The Politics of Trauma


The writers of the hugely popular TV series The Walking Dead, established very early that in a world where civilisation has been all but extinguished by flesh-eating zombies, the most dangerous creatures are not the zombies, but the survivors. Survival is an exercise in brutality and cruelty, and the main characters’ humanity diminishes from one episode to the next. As a viewer, you are aware that this is not going to be an easy ride. That this is a journey through a road so bleak that your emotions can be trampled on at every corner.

Even with this in mind, the emotional and visual trauma delivered in the first episode of the seventh series is a punch in the gut.  Nothing can prepare you for the brutality, unleashed with gory, graphic violence, on characters we have grown to like over several seasons.  Critics have hailed and booed this episode in equal measure. It has been described as torture porn by the haters and as turning point in prime-time television by those who liked it. I’m still torn on this; I watched it with a combination of disgust and excitement, kind of like a freak roller-coaster ride where you question the reason for doing this to yourself, while the thrill is so palatable you can taste it.

There are definitely questions raised by this episode regarding the limits of depiction of violence and the boundaries between visual storytelling and bad taste. There is also a discussion on the desensitisation of a modern audience that — in the age of live beheadings on YouTube — needs increasing doses of gore to be ‘entertained’. What I found astonishing was the calculated confidence with which both director and writers chose to deliberately traumatise their audience, as a means of raising the show’s ratings. It was emotional trauma as entertainment.

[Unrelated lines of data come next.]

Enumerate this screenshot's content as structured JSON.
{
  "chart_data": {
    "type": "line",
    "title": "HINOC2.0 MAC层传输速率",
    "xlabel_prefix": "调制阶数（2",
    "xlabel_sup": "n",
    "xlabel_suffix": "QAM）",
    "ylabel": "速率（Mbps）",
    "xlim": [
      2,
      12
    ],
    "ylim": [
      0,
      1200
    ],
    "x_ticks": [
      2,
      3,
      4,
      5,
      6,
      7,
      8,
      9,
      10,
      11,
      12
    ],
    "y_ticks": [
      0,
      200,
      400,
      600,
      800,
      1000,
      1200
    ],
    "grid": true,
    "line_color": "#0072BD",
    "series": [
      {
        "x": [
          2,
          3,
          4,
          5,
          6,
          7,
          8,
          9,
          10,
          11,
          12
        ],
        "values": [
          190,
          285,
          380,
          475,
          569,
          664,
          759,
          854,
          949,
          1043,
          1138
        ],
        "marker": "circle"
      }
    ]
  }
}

What I also found very interesting was an article in Forbes magazine suggesting that Trump’s victory in the 2016 US presidential elections was partly due to his advertising team deliberately targeting the vast Walking Dead audience. They apparently figured that people who thrill to the idea of battling flesh-eating human-like monsters will also be against immigration and very sympathetic to building a huge wall. I think this is a simplistic analysis. If anything, this series is quite open-minded in its depiction of interracial relationships. It also features strong female characters and gay couples, hardly the kind of mix that an alt-right audience would find to their taste.

There is, however, more than a hint of politics in the way power and governance are depicted in the Walking Dead dystopia. After the global breakdown of government and the collapse of the justice system and law enforcement, people group together in small, protectionist clans, which build walls to protect themselves from the undead and from other clans. Communities are run by psychopathic dictator figures who use extreme violence, fear and manipulation to rule over terrified and vulnerable citizens who have lost all hope and lack a moral compass. This is where the horrible baseball-bat sequence fits in. It is a form of primeval politics of trauma.

I think that The Walking Dead is the meeting point of two very dark sides of the human condition: the use of trauma as entertainment and the politics of trauma. Whether this is a good place to be is of course up to the audience to decide. Despite the onslaught, classic Hollywood storytelling is still there — the writers are setting the ground for the protagonist’s big comeback, and the bad guys will get what they deserve. But right now, The Walking Dead is (maybe unwittingly) also the place where we can get some valuable insight into who we are and where we are heading as viewers, as individuals and as a society overall.